I'll try to make this as concise as possible and while I understand that these questions can be considered "basic" I have already looked at websites such as cplusplus.com and yolinux tutorials but i need somebody to explain this to me like I have just had a major head trauma..
1)
class Rectangle {
private:
int lineNumber; // LineNumber of the ACSIL Tool
float valueMax; // value of the higher limit of the rectangle
float valueMin; // value of the lower limit of the rectangle
public:
Rectangle(SCStudyInterfaceRef sc, int lineNumber, float valueMax, float valueMin);
int getLineNumber();
float getValueMax();
float getValueMin();
};
So int linenumber, valueMax and ValueMin are declared private members and thus are only accessible by members of the same class, thats fine. But what about the part that follows the "public:" ?

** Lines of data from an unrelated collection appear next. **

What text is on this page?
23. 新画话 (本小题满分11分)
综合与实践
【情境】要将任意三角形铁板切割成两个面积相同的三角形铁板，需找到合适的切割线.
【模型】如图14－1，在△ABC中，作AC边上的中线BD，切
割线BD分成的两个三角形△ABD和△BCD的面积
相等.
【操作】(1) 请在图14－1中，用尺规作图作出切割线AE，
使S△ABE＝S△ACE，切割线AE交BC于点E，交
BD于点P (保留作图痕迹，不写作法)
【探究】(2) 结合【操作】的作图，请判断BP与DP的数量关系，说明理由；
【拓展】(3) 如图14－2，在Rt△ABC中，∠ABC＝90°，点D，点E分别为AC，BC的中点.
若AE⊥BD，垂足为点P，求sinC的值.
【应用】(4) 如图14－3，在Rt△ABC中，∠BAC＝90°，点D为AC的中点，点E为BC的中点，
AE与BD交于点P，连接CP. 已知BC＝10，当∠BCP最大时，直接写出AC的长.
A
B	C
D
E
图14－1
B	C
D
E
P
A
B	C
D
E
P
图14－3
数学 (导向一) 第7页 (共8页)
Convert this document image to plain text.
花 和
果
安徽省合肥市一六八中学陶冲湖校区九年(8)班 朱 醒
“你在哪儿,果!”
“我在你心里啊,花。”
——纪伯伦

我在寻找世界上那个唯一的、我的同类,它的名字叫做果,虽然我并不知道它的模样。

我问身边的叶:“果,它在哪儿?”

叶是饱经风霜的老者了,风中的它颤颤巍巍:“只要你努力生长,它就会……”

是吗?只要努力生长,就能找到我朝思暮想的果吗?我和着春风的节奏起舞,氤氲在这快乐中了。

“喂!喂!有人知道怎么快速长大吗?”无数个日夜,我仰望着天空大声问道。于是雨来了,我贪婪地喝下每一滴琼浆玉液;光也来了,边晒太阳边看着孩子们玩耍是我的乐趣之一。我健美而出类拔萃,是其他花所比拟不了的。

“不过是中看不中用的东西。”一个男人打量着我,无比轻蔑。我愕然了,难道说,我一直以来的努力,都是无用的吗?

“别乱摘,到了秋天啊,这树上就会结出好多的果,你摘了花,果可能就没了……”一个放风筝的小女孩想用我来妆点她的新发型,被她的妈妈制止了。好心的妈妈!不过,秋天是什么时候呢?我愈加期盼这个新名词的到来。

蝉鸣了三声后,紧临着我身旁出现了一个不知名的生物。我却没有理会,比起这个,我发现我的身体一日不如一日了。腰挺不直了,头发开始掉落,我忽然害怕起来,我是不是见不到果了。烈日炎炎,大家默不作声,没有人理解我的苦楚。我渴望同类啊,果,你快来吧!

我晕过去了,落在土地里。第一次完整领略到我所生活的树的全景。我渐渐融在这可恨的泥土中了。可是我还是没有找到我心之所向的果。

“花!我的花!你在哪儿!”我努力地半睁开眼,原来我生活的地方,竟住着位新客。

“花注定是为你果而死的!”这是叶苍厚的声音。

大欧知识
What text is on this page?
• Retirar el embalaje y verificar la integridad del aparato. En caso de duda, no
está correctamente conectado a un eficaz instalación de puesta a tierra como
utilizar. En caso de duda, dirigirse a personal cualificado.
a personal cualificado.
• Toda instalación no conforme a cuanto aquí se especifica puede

a) Is Rectangle(SCStudyInterfaceRef sc, int lineNumber, float valueMax, float valueMin); a function that is being overloaded? and if yes are int getLineNumber() etc part of that function or seperate members of the public part of the class?
2)
Rectangle::Rectangle(SCStudyInterfaceRef sc, int lineNumber0, float value1, float value2) {
lineNumber = lineNumber0;
int value2_greater_than_value1 = sc.FormattedEvaluate(value2, sc.BaseGraphValueFormat, GREATER_OPERATOR, value1, sc.BaseGraphValueFormat);
if (value2_greater_than_value1 == 1) {
valueMax = value2;
valueMin = value1;
} else {
valueMax = value1;
valueMin = value2;
}
}
int Rectangle::getLineNumber() {
return lineNumber;
}
float Rectangle::getValueMax() {
return valueMax;
}
float Rectangle::getValueMin() {
return valueMin;
}
a) I'm pretty sure that the functions defined inside the public part of the rectangle class are being "defined" here, or something along those lines.
b) I am really confused about what is happening here on the Rectangle::Rectangle(SCStudyInterfaceRef sc, int linenumber0, float value1, float value2) part. I understand the logic of what is happening within the function itself but i am confused about the paramters being input within the " ( ) " and how exactly this relates to what happenes inside the class public part. This really is the most important question that needs answering.
I have tried to be as concise and onpoint as possible, would appreciate some help in understanding this syntax.
Question 1
It's a constructor with 4 parameters.
int getLineNumber();
float getValueMax();
float getValueMin();
are all member functions in the class.
Question 2
The constructor defined earlier is called with 4 parameters. If no other constructor is defined then you'll have to instantiate the class with exactly 4 parameters, i.e:
Rectangle *rect = new Rectangle(sc, 100, 1.2, 6.8);
or simply:
Rectangle rect(sc, 100, 1.2, 6.8);
These parameteres are then used to "set the object in an initial state".
The member functions are used to get various values in their current (or final or only) state.
Rectangle::Rectangle is the class constructor. It is called whenever a Rectangle object is created. Read about constructors to understand better.
The constructor is setting initial values for the valueMax and valueMin member variables. It uses the parameters passed to the constructor to do this. Read about function parameters to understand better.
1) a: If no ctor function is declared, then the compiler writes a ctor for the class. But when a ctor is provided by the class no default ctor is written by the class and hence no overloading is taking place. Now if you go on and define one more ctor, may be because you want the object to be constructed in some other way, then you will have an overloaded ctor. In your case no overloading is taking place.
int getLineNumber() is just another member of the class.
2)
a: You are correct.
b: The parameters put inside "( )" are arguments list and if this function is called somewhere, then this list is type-matched and then function is called(in case of overloading). Now if you write a statement like:
Rectangle x(a, b, c, d);
then it means that your sc=a, lineNumber0=b, value1=c, value2=d for this function call.